Central bank digital currencies are a lot different from the cryptocurrencies that you are familiar with.
What Is a Central Bank?
Central banks are able to influence monetary policy through means such as easing or tightening money supply, and thereby influencing interest rates through the cost and availability of credit. Central banks also hold the country’s foreign exchange reserves, which is used to back liabilities or intervene in times of financial crisis.
The most influential central banks in the world are the Federal Reserve of the United States, also known as the Fed, the European Central Bank and the People’s Bank of China. These countries have the largest economies in the world, and their actions greatly shape global monetary policy.
What Is Fiat Currency?
Money supply is pivotal for central banks as part of their influence over monetary policy, as it allows them to control liquidity and interest rates. Money supply can be classified into four categories, denoted by “Ms”, namely M1 to M4. M1 consists of physical cash and ready-to-use electronic money, while M4 encompasses all money, in cash and bank accounts.
New Digital Currency or a Form of Cryptocurrency?
It’s not correct to say that CBDCs are the same as cryptocurrencies — in fact, a lot of the properties of virtual currencies are the direct opposite of everything that most cryptocurrencies stand for.
In simplest terms, this means that CBDCs are backed by governments — which is not something that you’d see in a cryptocurrency project.
While Bitcoin intends to create a new financial system from the outside, crypto’s emergence and growing popularity has — perhaps inevitably — spurred on significant innovation within the citadel of traditional finance itself, stemming from the idea of virtual currency.
This is most strikingly shown in the phenomenal growth of interest in central bank digital currencies, or CBDCs for short.
Are All Central Bank Digital Currencies Alike?
There are two main categories of CBDCs.
The first is a “wholesale” variant, which is limited for use by financial institutions for wholesale settlements — i.e., for interbank payments or securities settlements.
The second is a “retail CBDC” for the general public.
Retail CBDCs are further split into two main types: “general purpose,” “account-based” or “token-based.” Retail CBDCs would in theory extend access to digital central bank money to the general public. They could therefore have much wider reaching implications for banks and the financial system as a whole than their wholesale counterparts.
Depending on their design, retail CBDCs could alter the existing operational roles taken by central banks and private institutions within the financial system.
A bottom line for these virtual currencies is that whatever design they take, their ultimate issuer and redeemer is the central bank: different designs would, however, affect the nature of claims on an intermediary (where relevant) and the records that are kept by the central bank.
This means that no matter how a CBDC looks, the responsibility for its structure and maintenance is with the central bank.
In an indirect, two-tier CBDC system, the structure of claims would be similar to the existing financial system. Commercial institutions would be mandated to fully back a CBDC-like liability to the consumer with their own CBDC deposits at the central bank.
However, changes to this intermediated model could bring new regulatory and supervisory possibilities for central banks, though this would require a massive extension of their existing operations. For this reason, analysts have also researched hybrid architectures that would combine direct and indirect claims on the central bank.

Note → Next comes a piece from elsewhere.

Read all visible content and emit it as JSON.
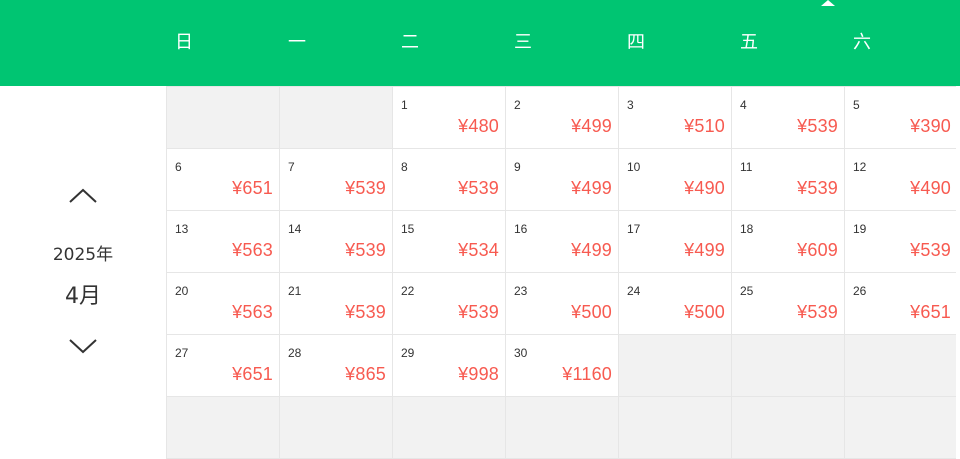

CBDCs in the World’s Largest Economies – What’s Happening?
With cryptocurrency market capitalization reaching almost $2 trillion as of August 2021, governments and national institutions are increasing their scrutiny and regulatory oversight on the crypto industry, as is the case with the recently passed US infrastructure bill. On the other hand, these same countries are also actively engaging in CBDC research and development, partly to keep up with blockchain technology advancements, partly to maintain the status quo. This is being played out in the world’s two largest economies – the United States and China.
China’s Digital Currency – the “E-yuan”
China’s Digital Currency Electronic Payment (DCEP) system has been in development since 2014. The digital yuan is, however, not a blockchain project that relies on a decentralized ledger. Instead, it relies upon a centralized database that records and tracks all transactions on the network, as well as controlling access to the network. The e-yuan is backed 1:1 by the physical yuan. China has already rolled out testing of the DCEP and many expect it to be the first country to fully implement a CBDC.
US Digital Currency – the “Fedcoin”
What’s Stopping Central Banks From Releasing CBDCs Right Now?
Analysts have emphasized that for retail virtual currencies to really take off, they would need to provide cash-like safety and convenience for peer-to-peer (and even cross-border) payments. They would also need to take into account provisions for “privacy by default” and universal accessibility.
However, based on the results of existing proofs-of-concepts by central banks, blockchain technologies are currently unlikely to be implemented for a direct CBDC architecture because of the sheer volume of data throughput that would be required.
However, blockchain architectures have been explored for hybrid or indirect CBDC models, as well as for wholesale CBDCs, given that the number of transactions in many wholesale payment systems is similar to that already handled by existing blockchain platforms.